Sequence Editor "ERROR: The selected file is not a mov

Hi,

I’m new to Blender. Although I am not a 3D artist, I am interested on using Blender’s Video Sequence Editor to edit video (as suggested here: http://www.linuxjournal.com/article/8589 ).

The problem that I am having is that, at the point of actually loading the video file (on a Video Sequence Editor window type, by clicking on add -> movie and browsing to the file), I get the following error:

<b>ERROR: The selected file is not a movie</b>

The error does not say that the format is unsuported, just doesn’t recognizes it as a movie, although I’ve checked with dv video, on avi files, mpeg, quicktime, etc., all wIith the same results.

(BTW, I am running Blender 2.36 on Debian (DeMudi) on a Pentium M laptop, but yesternight, I was also testing on a friends computer, with Blender 2.41, with the same results)

I am being able to load static images, and, strange enough, Blender does not complain if I click on a movie file when adding an image; It puts it on the time line, but (¿of course?) it doesn’t play.

I checked a couple of tutorials and they just add the movie without any prior ceremony.
Perhaps adding video files needs Blender to be compiled with some special options?
or is there a kind of format that is easily recognized by Blender as a movie?

The article cited above says that Blender supports FFMPEG (a very powerful converter, which supports many different movie formats); I do have that independently installed, but Blender, according to my package manager, doesn’t depend on it.

What could be wrong?
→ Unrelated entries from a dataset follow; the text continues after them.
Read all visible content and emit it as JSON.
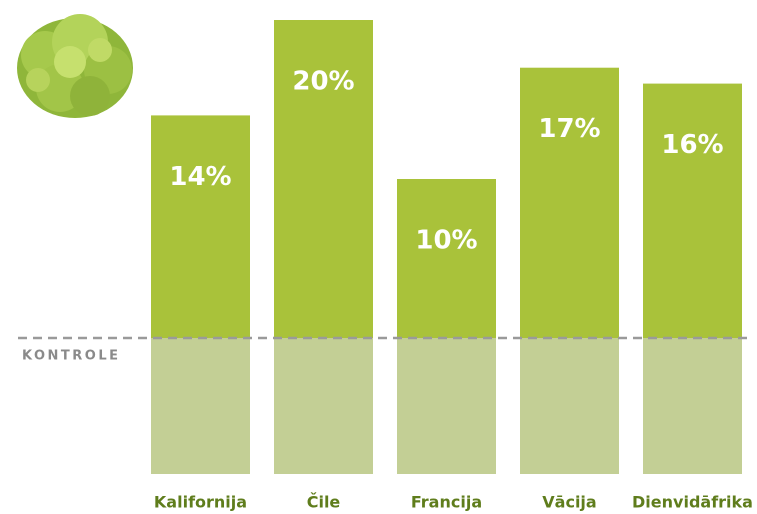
{
  "chart_data": {
    "type": "bar",
    "categories": [
      "Kalifornija",
      "Čile",
      "Francija",
      "Vācija",
      "Dienvidāfrika"
    ],
    "values": [
      14,
      20,
      10,
      17,
      16
    ],
    "value_labels": [
      "14%",
      "20%",
      "10%",
      "17%",
      "16%"
    ],
    "color": "#a9c23a",
    "control_color": "#c3cf95",
    "baseline_label": "KONTROLE"
  }
}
Any ideas?

Thanks in advance,
G.

[ note: I have also posted this question here: http://www.blender.org/forum/viewtopic.php?t=8316 ]
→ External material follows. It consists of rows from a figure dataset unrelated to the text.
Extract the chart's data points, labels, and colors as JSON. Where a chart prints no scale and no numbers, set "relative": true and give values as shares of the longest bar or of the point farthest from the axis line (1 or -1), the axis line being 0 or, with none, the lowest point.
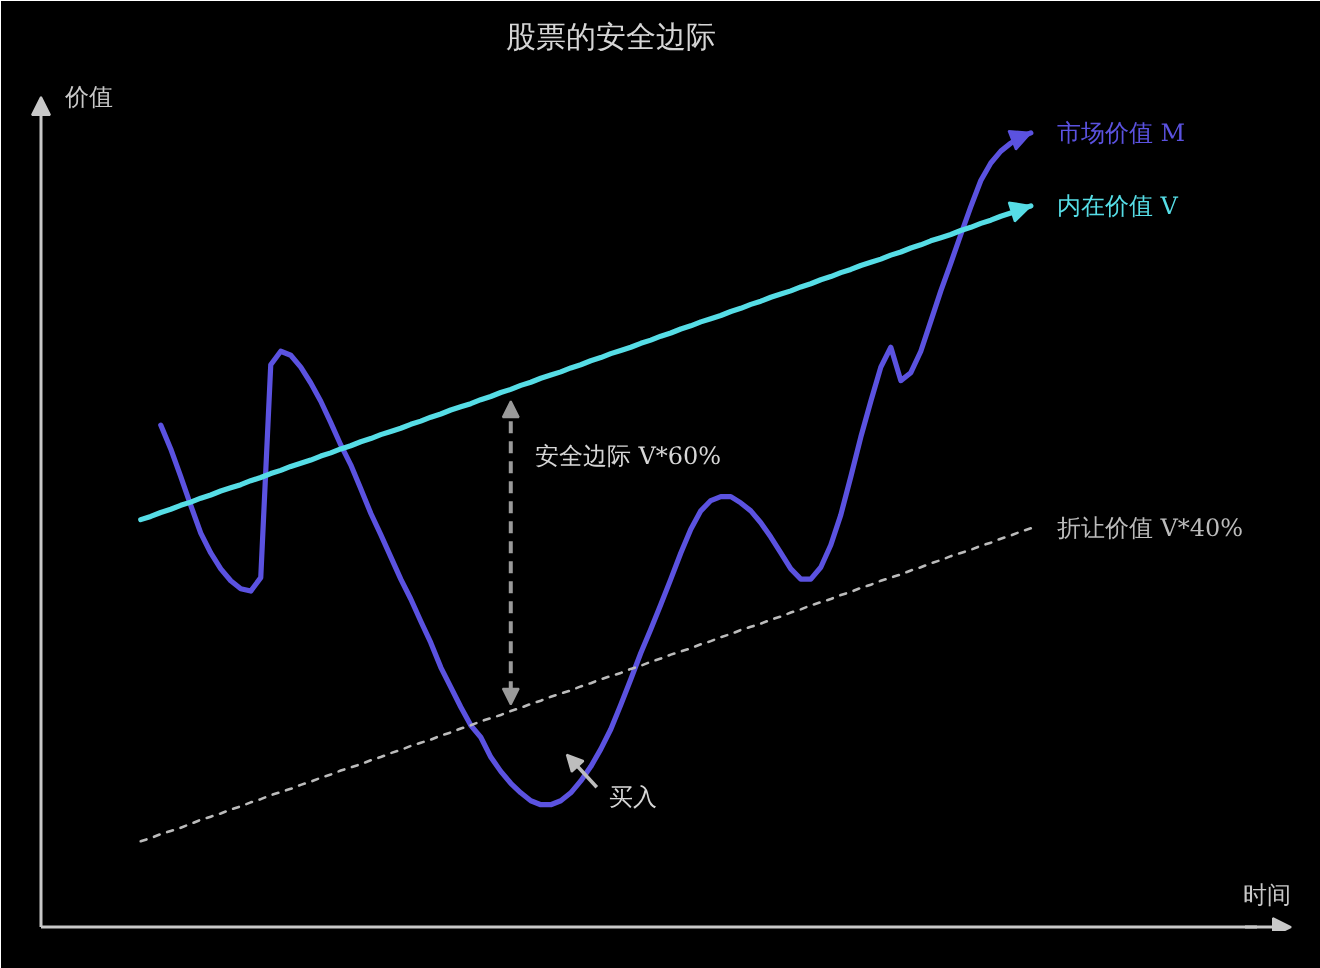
{
  "chart_data": {
    "type": "line",
    "title": "股票的安全边际",
    "ylabel": "价值",
    "relative": true,
    "categories": [
      null,
      null,
      null,
      null,
      null,
      null,
      null,
      null,
      null,
      null,
      null,
      null,
      null,
      null,
      null,
      null,
      null,
      null,
      null,
      null,
      null,
      null,
      null,
      null,
      null,
      null,
      null,
      null,
      null,
      null,
      null,
      null,
      null,
      null,
      null,
      null,
      null,
      null,
      null,
      null,
      null,
      null,
      null,
      null,
      null,
      null,
      null,
      null,
      null,
      null,
      null,
      null,
      null,
      null,
      null,
      null,
      null,
      null,
      null,
      null,
      null,
      null,
      null,
      null,
      null,
      null,
      null,
      null,
      null,
      null,
      null,
      null,
      null,
      null,
      null,
      null,
      null,
      null,
      null,
      null,
      null,
      null,
      null,
      null,
      null,
      null,
      null,
      null,
      null,
      null
    ],
    "series": [
      {
        "name": "市场价值 M",
        "color": "#5b52e0",
        "values": [
          null,
          null,
          0.632,
          0.602,
          0.567,
          0.531,
          0.496,
          0.471,
          0.451,
          0.436,
          0.426,
          0.423,
          0.44,
          0.708,
          0.725,
          0.72,
          0.705,
          0.685,
          0.662,
          0.635,
          0.607,
          0.582,
          0.552,
          0.521,
          0.494,
          0.466,
          0.438,
          0.413,
          0.385,
          0.358,
          0.327,
          0.302,
          0.277,
          0.254,
          0.239,
          0.214,
          0.196,
          0.181,
          0.169,
          0.159,
          0.154,
          0.154,
          0.159,
          0.169,
          0.184,
          0.202,
          0.224,
          0.249,
          0.28,
          0.312,
          0.345,
          0.375,
          0.406,
          0.438,
          0.471,
          0.501,
          0.524,
          0.537,
          0.542,
          0.542,
          0.534,
          0.524,
          0.509,
          0.491,
          0.471,
          0.451,
          0.438,
          0.438,
          0.453,
          0.481,
          0.519,
          0.567,
          0.617,
          0.662,
          0.705,
          0.73,
          0.688,
          0.698,
          0.725,
          0.763,
          0.801,
          0.836,
          0.872,
          0.907,
          0.94,
          0.962,
          0.977,
          0.987,
          0.995,
          1.0
        ]
      },
      {
        "name": "内在价值 V",
        "color": "#56dde6",
        "values": [
          0.513,
          0.517,
          0.522,
          0.526,
          0.531,
          0.535,
          0.54,
          0.544,
          0.549,
          0.553,
          0.557,
          0.562,
          0.566,
          0.571,
          0.575,
          0.58,
          0.584,
          0.588,
          0.593,
          0.597,
          0.602,
          0.606,
          0.611,
          0.615,
          0.62,
          0.624,
          0.628,
          0.633,
          0.637,
          0.642,
          0.646,
          0.651,
          0.655,
          0.659,
          0.664,
          0.668,
          0.673,
          0.677,
          0.682,
          0.686,
          0.691,
          0.695,
          0.699,
          0.704,
          0.708,
          0.713,
          0.717,
          0.722,
          0.726,
          0.73,
          0.735,
          0.739,
          0.744,
          0.748,
          0.753,
          0.757,
          0.762,
          0.766,
          0.77,
          0.775,
          0.779,
          0.784,
          0.788,
          0.793,
          0.797,
          0.801,
          0.806,
          0.81,
          0.815,
          0.819,
          0.824,
          0.828,
          0.833,
          0.837,
          0.841,
          0.846,
          0.85,
          0.855,
          0.859,
          0.864,
          0.868,
          0.872,
          0.877,
          0.881,
          0.886,
          0.89,
          0.895,
          0.899,
          0.904,
          0.908
        ]
      },
      {
        "name": "折让价值 V*40%",
        "color": "#bbbbbb",
        "line_style": "dotted",
        "values": [
          0.108,
          0.112,
          0.117,
          0.121,
          0.125,
          0.13,
          0.135,
          0.139,
          0.143,
          0.148,
          0.152,
          0.157,
          0.161,
          0.166,
          0.17,
          0.174,
          0.179,
          0.183,
          0.188,
          0.192,
          0.197,
          0.201,
          0.205,
          0.21,
          0.214,
          0.219,
          0.223,
          0.228,
          0.232,
          0.236,
          0.241,
          0.245,
          0.25,
          0.254,
          0.259,
          0.263,
          0.267,
          0.272,
          0.276,
          0.281,
          0.285,
          0.29,
          0.294,
          0.298,
          0.303,
          0.307,
          0.312,
          0.316,
          0.32,
          0.325,
          0.329,
          0.334,
          0.338,
          0.343,
          0.347,
          0.351,
          0.356,
          0.36,
          0.365,
          0.369,
          0.374,
          0.378,
          0.382,
          0.387,
          0.391,
          0.396,
          0.4,
          0.405,
          0.409,
          0.413,
          0.418,
          0.422,
          0.427,
          0.431,
          0.436,
          0.44,
          0.444,
          0.449,
          0.453,
          0.458,
          0.462,
          0.467,
          0.471,
          0.475,
          0.48,
          0.484,
          0.489,
          0.493,
          0.498,
          0.502
        ]
      }
    ],
    "annotations": [
      "安全边际 V*60%",
      "买入",
      "时间"
    ]
  }
}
as far as I know blender doesn’t support ffmpeg yet, so in linux blender will only work with raw and jpeg avi files.

At the moment Blender only likes videos without the audio layer. (sigh)
Aside from that, the Blender seq editor realy is good. It seems to accept any codec your system has registered (without path setting or any such,) and can sync the audio seppratly. Fast results once you get the hang of it :slight_smile:
edit
I’m not sure about Linux though. I should find out as I’m thinking of porting to it.